Os bandeirantes ganharam tanta experiência no combate e desbravamento dos sertões que foram, de fato, a primeira força militar genuinamente brasileira. Graças aos bandeirantes os domínios que hoje constituem o Brasil foram consolidados e as potências estrangeiras, como os holandeses no Nordeste, foram expulsas. Por isso, não é incomum ver bandeirantes desenhados em brasões militares, policiais e de prefeituras.
E justamente por estar em posição de autoridade e liderança, o bandeirante é um árbitro de conflitos, e precisa ser severo. E aqui vemos a radical diferença entre aquele amor materno incondicional e lamurioso em relação aos filhos criminosos, como vemos em todas as notícias de operações policiais quando as mães e mulheres acusam o Estado de terem assassinado seus filhos, e a severidade justa do bandeirante. Conta-se que Fernão Dias Paes Leme, em sua expedição pelas esmeraldas, foi traído pelo seu próprio filho, José Dias Paes Leme. Este conspirou contra seu pai, para lhe tomar a liderança da expedição.
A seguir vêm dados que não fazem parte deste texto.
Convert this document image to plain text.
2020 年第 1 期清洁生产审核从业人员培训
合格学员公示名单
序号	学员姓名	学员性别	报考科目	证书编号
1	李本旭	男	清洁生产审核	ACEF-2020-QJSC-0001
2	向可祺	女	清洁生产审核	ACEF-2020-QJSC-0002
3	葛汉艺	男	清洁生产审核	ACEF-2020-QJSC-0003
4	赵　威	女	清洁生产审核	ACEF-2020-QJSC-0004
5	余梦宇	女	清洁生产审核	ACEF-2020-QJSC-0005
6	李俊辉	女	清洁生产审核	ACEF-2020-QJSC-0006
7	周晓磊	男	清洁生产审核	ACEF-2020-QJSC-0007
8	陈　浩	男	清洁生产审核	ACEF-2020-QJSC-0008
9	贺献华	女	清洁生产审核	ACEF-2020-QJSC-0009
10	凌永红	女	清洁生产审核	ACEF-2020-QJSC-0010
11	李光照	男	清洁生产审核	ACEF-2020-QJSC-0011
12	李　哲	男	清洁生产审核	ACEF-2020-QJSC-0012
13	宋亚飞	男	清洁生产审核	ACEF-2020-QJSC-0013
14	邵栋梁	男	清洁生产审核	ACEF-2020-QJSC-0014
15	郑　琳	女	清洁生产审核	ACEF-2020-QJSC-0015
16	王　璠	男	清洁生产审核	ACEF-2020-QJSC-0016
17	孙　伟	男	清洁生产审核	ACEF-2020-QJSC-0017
Descoberta a conspiração, Fernão Dias Paes Leme mandou enforcar o próprio filho não só como punição, mas como exemplo aos demais.
O conflito entre a família e o dever público não é uma novidade na história e na mitologia. Cabe recordar do drama de Arjuna no Bhagavad Gita. Além disso, mais tarde, veríamos outra figura histórica, tida como herói da Pátria, que passou por conflitos similares: Luís Alves de Lima e Silva, o Duque de Caxias e patrono do Exército, que conflitou com seus familiares, em especial seu próprio pai, o qual decidiu apoiar a revolta separatista no Rio Grande do Sul, enquanto Luís permanecia fiel ao Imperador.
Ainda no caminho do bandeirante, recordo outro militar que também foi fundamental, e isso já no século XX, na consolidação das nossas fronteiras e na exploração dos cantos mais remotos do Brasil. Marechal Rondon fez uma expedição épica pelo Centro Oeste que descobriu diversas tribos, estabeleceu contatos e consolidou o domínio territorial do Estado brasileiro sobre aquela região. Diferente, porém, dos antigos bandeirantes, adotava uma filosofia de não-conflito e pacificação, que foi inclusive muito bem sucedida.
Há ainda um posterior debate a respeito de demais figuras políticas brasileiras que vieram mais tarde e tiveram um papel de bandeirante, marchando para o Oeste ou para a Amazônia, mas para não me alongar, vou deixar citadas apenas essas figuras.
Portanto, o bandeirante parece ser aquele pai severo e solar que o Brasil precisa para se livrar dessa prisão psicológica da mãe chorosa que lamenta o destino de seus filhos. Uma prisão paralisante, pois em vez de vestirmos o gibão, carregarmos o arcabuz e desembainharmos o facão para seguir à frente em nosso futuro, ficamos paralisados lamentando o que já aconteceu e esperando que alguém volte à casa. Talvez alguém argumente que o melhor caminho não seria nem tanto ao mar e nem tanto à terra, ou melhor, nem tanto ao sol e nem tanto a lua. Mas em vista da supervalorização de um só dos polos, acredito que o equilíbrio saudável deve insistir radicalmente em sentido oposto.